Dorset — a bird’s eye view
Lyme Regis Photograph by Grahame Austin of Kitchenham Photography; text by Jo Draper
Published in April ’09
Dorset’s western outpost is the town of Lyme Regis, the most westerly parish in Dorset, butting up to Devon. The town was a medieval seaport and since the 18th century it has been a holiday resort too. Although never a large town, it has been important in geology and in literature. Mary Anning, the famous fossilist, made many important discoveries of fossils here in the early 19th century and helped establish geology as a science. The town appears in many books – most famously Jane Austen’s Persuasion (1818) and The French Lieutenant’s Woman (1969) by John Fowles, who lived locally. Until the railway arrived in 1903, it was a rather exclusive resort because it was too difficult for the day-tripper to travel there. All that changed with the train, and day-trippers as well as longer-stayers have been welcomed ever since. The railway no longer exists.
From the air the landscape looks much flatter than when walking: Lyme is a hilly place. The photograph is taken at high tide with very little beach showing. On the left is the Cobb, the little harbour whose Portland Stone walls writhe in sinuous curves, keeping the force of the sea off the town proper. Without the Cobb the town would have been washed away. The older houses where the Cobb meets the land stand out well, with the steep Cobb Road leading up inland.
The Langmoor Gardens, the green patch coming down to the seafront, are on very unstable land: attempted development here in 1962 led to a spectacular landslip. This instability is why the old town was in two parts – a little settlement at the Cobb and the town proper in the more stable valley. The trees mark the steepest slopes in the gardens and continue across Cobb Road, again on the steeper land. Houses and a hotel line the shore in the centre, and rougher looking parts of the sea-wall (actually a heap of rocks) frame the river mouth. The old town starts here, with the church visible as a grey building on the right, and dense older houses in the river valley and leading uphill along Broad Street to the left.

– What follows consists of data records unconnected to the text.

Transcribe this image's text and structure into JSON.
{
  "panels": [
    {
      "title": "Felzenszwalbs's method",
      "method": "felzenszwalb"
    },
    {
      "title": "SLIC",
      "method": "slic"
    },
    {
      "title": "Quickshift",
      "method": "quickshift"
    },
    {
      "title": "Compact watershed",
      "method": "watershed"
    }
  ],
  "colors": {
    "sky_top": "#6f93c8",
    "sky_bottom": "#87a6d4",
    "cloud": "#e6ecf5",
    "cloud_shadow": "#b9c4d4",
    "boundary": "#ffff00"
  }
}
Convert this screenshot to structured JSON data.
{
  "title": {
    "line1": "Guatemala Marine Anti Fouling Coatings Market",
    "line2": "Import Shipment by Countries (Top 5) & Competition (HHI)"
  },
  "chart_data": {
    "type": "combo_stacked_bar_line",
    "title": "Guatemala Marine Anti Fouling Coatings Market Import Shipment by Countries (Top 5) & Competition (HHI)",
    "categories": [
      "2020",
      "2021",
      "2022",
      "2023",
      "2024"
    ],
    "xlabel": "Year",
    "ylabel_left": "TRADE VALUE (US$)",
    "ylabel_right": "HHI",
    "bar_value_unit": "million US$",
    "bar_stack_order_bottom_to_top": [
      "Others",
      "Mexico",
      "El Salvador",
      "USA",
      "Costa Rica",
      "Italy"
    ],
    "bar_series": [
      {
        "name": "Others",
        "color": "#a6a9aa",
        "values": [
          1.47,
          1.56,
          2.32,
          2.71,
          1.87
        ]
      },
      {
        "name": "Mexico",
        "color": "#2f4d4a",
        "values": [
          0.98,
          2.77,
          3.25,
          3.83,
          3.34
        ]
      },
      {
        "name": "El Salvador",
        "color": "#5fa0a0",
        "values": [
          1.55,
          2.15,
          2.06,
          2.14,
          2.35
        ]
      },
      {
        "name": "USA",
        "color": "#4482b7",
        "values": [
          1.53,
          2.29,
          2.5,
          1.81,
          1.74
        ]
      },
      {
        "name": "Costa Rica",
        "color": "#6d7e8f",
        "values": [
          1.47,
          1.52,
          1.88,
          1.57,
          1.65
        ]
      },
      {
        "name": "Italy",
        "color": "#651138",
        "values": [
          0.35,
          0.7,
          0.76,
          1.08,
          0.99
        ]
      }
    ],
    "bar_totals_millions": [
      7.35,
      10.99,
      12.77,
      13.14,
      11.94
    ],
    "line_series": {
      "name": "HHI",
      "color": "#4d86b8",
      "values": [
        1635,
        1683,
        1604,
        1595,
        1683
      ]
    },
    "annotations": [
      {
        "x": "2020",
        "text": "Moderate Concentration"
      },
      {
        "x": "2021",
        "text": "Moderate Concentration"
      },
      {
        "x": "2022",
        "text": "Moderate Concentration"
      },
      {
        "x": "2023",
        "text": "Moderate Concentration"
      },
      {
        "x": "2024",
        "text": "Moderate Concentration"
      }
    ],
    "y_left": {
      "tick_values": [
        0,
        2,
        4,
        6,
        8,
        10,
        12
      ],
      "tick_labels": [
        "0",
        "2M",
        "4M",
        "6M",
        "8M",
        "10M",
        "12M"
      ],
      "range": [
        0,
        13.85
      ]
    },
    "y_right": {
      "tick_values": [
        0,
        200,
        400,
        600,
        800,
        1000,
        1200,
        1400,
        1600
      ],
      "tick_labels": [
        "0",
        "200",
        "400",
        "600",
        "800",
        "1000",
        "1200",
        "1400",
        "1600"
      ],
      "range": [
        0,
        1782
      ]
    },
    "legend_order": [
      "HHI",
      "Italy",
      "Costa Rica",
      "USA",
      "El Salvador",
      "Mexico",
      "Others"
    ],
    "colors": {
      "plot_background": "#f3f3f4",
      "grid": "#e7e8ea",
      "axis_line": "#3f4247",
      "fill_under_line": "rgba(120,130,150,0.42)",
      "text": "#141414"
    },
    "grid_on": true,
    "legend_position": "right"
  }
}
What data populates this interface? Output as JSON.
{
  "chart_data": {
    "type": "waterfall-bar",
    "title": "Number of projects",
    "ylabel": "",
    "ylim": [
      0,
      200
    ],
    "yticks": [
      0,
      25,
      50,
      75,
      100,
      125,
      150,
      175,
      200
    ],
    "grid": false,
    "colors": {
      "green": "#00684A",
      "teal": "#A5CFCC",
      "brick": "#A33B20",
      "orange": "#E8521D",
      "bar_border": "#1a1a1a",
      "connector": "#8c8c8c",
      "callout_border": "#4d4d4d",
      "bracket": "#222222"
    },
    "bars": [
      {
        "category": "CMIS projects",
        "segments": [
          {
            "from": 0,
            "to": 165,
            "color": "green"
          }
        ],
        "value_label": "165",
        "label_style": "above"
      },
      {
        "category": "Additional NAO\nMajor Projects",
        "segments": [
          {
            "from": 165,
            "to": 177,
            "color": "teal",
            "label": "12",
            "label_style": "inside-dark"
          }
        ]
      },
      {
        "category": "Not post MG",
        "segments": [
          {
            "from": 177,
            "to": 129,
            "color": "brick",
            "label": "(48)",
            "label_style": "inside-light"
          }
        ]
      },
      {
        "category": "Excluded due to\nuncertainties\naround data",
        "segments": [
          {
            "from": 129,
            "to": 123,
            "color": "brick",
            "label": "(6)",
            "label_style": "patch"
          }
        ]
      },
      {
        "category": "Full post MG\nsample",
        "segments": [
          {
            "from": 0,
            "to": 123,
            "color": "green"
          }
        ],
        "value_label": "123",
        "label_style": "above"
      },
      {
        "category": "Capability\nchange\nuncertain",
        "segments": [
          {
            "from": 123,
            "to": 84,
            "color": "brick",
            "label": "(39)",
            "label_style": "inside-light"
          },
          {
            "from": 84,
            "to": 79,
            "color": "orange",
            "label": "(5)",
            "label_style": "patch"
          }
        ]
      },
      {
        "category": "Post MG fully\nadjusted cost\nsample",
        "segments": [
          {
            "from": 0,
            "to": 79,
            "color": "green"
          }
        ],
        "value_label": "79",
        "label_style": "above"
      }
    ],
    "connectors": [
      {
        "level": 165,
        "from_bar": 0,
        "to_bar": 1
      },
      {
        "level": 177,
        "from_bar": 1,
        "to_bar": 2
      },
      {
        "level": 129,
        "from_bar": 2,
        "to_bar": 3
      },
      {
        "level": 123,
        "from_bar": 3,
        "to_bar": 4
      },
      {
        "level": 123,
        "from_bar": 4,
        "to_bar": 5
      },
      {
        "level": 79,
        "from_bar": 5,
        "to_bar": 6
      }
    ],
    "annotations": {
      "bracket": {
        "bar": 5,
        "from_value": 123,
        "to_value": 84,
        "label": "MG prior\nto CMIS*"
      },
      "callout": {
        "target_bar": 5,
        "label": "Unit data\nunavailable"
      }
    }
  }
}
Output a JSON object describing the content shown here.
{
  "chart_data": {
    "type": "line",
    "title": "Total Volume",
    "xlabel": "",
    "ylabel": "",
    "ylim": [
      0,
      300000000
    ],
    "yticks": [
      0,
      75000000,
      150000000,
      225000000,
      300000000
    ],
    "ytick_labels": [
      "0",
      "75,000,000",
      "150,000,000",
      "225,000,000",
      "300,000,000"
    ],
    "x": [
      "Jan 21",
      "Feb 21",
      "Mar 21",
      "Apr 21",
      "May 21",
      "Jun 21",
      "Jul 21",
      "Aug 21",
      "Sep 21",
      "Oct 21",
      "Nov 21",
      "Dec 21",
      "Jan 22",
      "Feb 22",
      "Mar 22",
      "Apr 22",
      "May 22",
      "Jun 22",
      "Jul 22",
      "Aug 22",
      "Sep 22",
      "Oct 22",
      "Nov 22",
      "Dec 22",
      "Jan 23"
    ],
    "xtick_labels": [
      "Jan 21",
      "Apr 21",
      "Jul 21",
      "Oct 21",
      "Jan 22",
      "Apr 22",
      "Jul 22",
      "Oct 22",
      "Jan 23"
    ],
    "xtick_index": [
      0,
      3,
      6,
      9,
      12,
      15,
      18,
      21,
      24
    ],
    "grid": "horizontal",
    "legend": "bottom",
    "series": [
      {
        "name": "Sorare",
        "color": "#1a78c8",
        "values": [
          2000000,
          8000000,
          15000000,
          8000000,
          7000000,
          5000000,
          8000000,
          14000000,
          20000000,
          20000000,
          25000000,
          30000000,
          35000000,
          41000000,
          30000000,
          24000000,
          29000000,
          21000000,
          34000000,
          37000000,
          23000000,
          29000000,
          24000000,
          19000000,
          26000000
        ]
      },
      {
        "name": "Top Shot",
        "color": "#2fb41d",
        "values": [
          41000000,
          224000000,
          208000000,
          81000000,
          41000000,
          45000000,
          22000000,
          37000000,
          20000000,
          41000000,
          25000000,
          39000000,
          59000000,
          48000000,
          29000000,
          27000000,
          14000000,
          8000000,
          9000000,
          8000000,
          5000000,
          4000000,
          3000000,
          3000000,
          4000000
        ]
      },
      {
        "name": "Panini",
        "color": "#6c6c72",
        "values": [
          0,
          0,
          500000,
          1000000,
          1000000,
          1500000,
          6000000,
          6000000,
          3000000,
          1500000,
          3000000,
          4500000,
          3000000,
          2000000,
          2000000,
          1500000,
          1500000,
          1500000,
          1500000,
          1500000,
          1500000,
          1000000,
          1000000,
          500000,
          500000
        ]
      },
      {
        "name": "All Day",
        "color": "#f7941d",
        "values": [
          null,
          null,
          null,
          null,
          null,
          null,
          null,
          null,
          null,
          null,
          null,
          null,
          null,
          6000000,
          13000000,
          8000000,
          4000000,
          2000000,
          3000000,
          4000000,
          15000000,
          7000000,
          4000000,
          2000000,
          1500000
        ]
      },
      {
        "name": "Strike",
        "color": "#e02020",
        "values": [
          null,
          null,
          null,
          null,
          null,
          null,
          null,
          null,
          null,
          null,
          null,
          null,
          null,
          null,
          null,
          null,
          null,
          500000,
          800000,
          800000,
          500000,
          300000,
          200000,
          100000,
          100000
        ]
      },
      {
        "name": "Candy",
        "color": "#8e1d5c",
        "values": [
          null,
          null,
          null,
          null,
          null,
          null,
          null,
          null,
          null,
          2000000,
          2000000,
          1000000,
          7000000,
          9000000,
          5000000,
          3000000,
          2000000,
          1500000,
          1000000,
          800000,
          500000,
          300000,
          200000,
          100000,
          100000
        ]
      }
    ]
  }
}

Car parks show as large, angular, greyish areas – Holmbush, off Cobb Road, to the left, Woodmead in the centre, and Charmouth Road on the extreme right. Planned developments of houses from the 20th century are much more regular than the old town, especially off Anning Road in the centre; the green area is a playing field. Caravans, all white, show as small rectangles on the top right, off Charmouth Road. East Cliff, on the extreme right, looks very vulnerable with the cliff falling away. New sea walls and more rocks protect the shore to the left of the green point – these walls incorporate the new sewage works.
Although it has grown a good deal in the 20th century, there are still lots of fields just inland. On the top left, the attractive countryside can be ignored: this is the start of Uplyme – which is in Devon.